Doch die Architektur, die noch die Spuren der griechischen Zivilisation trägt, wird Sie in historische Schwärmerei versetzen. Der stattliche Mehmet Ali Bey Konak, das Anwesen eines osmanischen Gutsherrn, beherbergt heute ein Restaurant.
Moschee in Reşadiye
Die auf einem Hügel gleich am Eingang des Stadtviertels Reşadiye erbaute Moschee bietet einen sehr eindrucksvollen Anblick.

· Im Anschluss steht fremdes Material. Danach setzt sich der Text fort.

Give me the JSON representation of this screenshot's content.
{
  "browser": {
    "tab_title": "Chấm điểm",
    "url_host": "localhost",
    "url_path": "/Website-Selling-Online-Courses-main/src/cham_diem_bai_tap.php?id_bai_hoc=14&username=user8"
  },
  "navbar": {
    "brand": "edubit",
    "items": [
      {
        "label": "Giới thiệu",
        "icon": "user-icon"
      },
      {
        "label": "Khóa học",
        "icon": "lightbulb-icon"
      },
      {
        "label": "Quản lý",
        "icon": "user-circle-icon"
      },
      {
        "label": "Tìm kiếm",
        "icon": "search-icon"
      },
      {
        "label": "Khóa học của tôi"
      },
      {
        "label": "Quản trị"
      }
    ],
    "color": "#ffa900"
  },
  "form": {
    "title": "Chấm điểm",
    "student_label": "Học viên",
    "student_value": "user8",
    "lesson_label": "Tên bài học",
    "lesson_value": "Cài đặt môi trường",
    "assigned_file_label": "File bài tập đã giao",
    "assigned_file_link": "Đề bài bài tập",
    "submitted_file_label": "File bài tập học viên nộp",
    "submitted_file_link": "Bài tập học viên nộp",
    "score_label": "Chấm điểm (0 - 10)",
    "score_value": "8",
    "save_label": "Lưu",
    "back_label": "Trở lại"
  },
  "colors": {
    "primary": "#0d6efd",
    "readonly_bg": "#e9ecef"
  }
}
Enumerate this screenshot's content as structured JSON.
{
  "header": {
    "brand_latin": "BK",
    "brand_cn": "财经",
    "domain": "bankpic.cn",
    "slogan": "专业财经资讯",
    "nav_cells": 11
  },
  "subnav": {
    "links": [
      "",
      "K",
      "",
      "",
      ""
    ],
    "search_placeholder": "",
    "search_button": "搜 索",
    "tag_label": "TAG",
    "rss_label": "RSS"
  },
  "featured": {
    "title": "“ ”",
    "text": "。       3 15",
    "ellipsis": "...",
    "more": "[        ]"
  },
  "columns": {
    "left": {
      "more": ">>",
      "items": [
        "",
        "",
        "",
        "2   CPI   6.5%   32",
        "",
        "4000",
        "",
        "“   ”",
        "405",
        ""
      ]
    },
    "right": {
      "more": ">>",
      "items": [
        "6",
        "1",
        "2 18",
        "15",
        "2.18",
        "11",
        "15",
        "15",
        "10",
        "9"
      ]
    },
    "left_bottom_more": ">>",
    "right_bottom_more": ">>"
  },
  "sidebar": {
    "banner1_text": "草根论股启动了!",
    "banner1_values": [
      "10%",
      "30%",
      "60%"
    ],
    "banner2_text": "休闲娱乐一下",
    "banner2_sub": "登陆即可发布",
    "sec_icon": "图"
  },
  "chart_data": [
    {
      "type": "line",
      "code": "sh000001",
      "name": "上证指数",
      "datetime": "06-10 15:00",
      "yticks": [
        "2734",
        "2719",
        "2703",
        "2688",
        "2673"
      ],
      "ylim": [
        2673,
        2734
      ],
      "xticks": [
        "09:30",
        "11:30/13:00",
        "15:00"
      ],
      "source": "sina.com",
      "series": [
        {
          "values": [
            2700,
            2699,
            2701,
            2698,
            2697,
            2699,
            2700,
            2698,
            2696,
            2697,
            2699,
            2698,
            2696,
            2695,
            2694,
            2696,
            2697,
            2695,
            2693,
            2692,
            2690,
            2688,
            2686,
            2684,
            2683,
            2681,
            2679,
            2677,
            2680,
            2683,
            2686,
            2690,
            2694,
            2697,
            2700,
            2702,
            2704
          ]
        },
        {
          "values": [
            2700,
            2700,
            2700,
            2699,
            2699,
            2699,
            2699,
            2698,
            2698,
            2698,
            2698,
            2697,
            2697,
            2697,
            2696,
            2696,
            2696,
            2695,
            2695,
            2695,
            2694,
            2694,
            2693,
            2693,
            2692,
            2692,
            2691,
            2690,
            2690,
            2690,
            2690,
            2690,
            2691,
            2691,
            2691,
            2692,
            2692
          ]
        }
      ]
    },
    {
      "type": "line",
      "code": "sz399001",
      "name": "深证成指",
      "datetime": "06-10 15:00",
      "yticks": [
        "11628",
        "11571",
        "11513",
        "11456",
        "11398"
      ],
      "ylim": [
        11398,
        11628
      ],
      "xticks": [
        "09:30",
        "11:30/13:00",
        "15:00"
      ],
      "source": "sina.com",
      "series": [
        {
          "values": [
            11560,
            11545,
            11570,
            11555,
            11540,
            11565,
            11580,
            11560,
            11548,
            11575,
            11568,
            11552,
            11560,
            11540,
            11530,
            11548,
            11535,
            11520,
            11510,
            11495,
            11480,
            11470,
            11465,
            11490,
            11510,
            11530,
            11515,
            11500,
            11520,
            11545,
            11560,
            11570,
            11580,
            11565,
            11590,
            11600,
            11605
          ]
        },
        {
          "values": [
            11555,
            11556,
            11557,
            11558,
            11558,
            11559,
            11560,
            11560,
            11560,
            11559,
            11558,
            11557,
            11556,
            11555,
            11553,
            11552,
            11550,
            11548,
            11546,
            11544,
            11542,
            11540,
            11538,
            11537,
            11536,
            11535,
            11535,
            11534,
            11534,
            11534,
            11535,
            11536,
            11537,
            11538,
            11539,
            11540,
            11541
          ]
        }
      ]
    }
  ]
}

Ihr Baujahr ist unbekannt.
Tonbrennerei
Auf dem Weg zum Dorf Hızırşah liegen die Überreste einer Tonbrennerei, in der einst bis zu 3000 Sklaven gearbeitet haben sollen.
Windmühlen
Die Windmühlen von Kızlan sind zwar außer Betrieb, aber ein Besuch lohnt sich immer.
Taşlık-Strand
Direkt im Zentrum von Datca mit Kiesstrand, sauberem Wasser und Wassersportmöglichkeiten. Der kleine See (Ilıca) schließt sich unmittelbar an den Strand von Taşlık an.
Güllük-Strand
Güllük (Perili Köflk) mit einem herrlichen Sandstrand ist sehr empfehlenswert. Die Bucht ist auch sehr gut für Surfer geeignet. Sonnenschirm und Proviant sollten mitgenommen werden. Güllük ist ca. 12 km von Datca-Zentrum entfernt.
Kargı-Bucht
Kargı Bucht ist ein sehr beliebter Badestrand unter den Gästen Datcas`. Das Zentrum ist ca. 4 km entfernt.
Palamutbükü-Strand
Palamutbükü ist ca. 25 km vom Zentrum Datcas entfernt und besitzt einen geschützten Hafen für Yachten.
Ova und Hayıt Bükü
Diese beiden Buchten liegen in Mesudiye, nicht weit voneinander entfernt. Die größere und sandigere Bucht heißt Ova Bükü, die kleine Kieselbucht wird Hayıt Bükü genannt. Hayıt Bükü verfügt über einen kleinen Hafen für Motorsegler und Yachten. Ova Bükü bietet einen schönen Sandstrand. Mesudiye liegt etwa 20 km von Datca entfernt.
Knidos
Die große historische Sehenswürdigkeit der Datca-Halbinsel sind die Ruinen von Knidos, welche auf der Westspitze der Datça-Halbinsel liegen (ca. 35 km von Datca Zentrum). Die antike Stadt wird erstmals im 7. Jh. v. Chr. erwähnt. Sie gehörte damals zum Bund der dorischen Griechen. Das Apollon-Heiligtum von Knidos war die Schwurstätte dieses Bundes. Die Stadt war in der Antike ein wichtiger Knotenpunkt im Nord/Süd-Handelsverkehr. Die Lage am Wind umtosten Kap bot den Schiffen guten Schutz bei Sturm. Wissenschaft, Medizin und Kunst wurden besonders gefördert. Sehenswert: das sehr gut erhaltene große Theater über dem Ankerplatz am Südhafen, außerdem das Aphrodite-Heiligtum, der Standort, wo die Skulptur der schönen, nackten Aphrodite stand (unter anderem Beschützerin der Seefahrer), ein Meisterwerk, geschaffen von Praxiteles im 4 Jh. v. Chr., die antiken Wasserleitungen und Zisternen, Kanalisation und der versandete Galeerenhafen.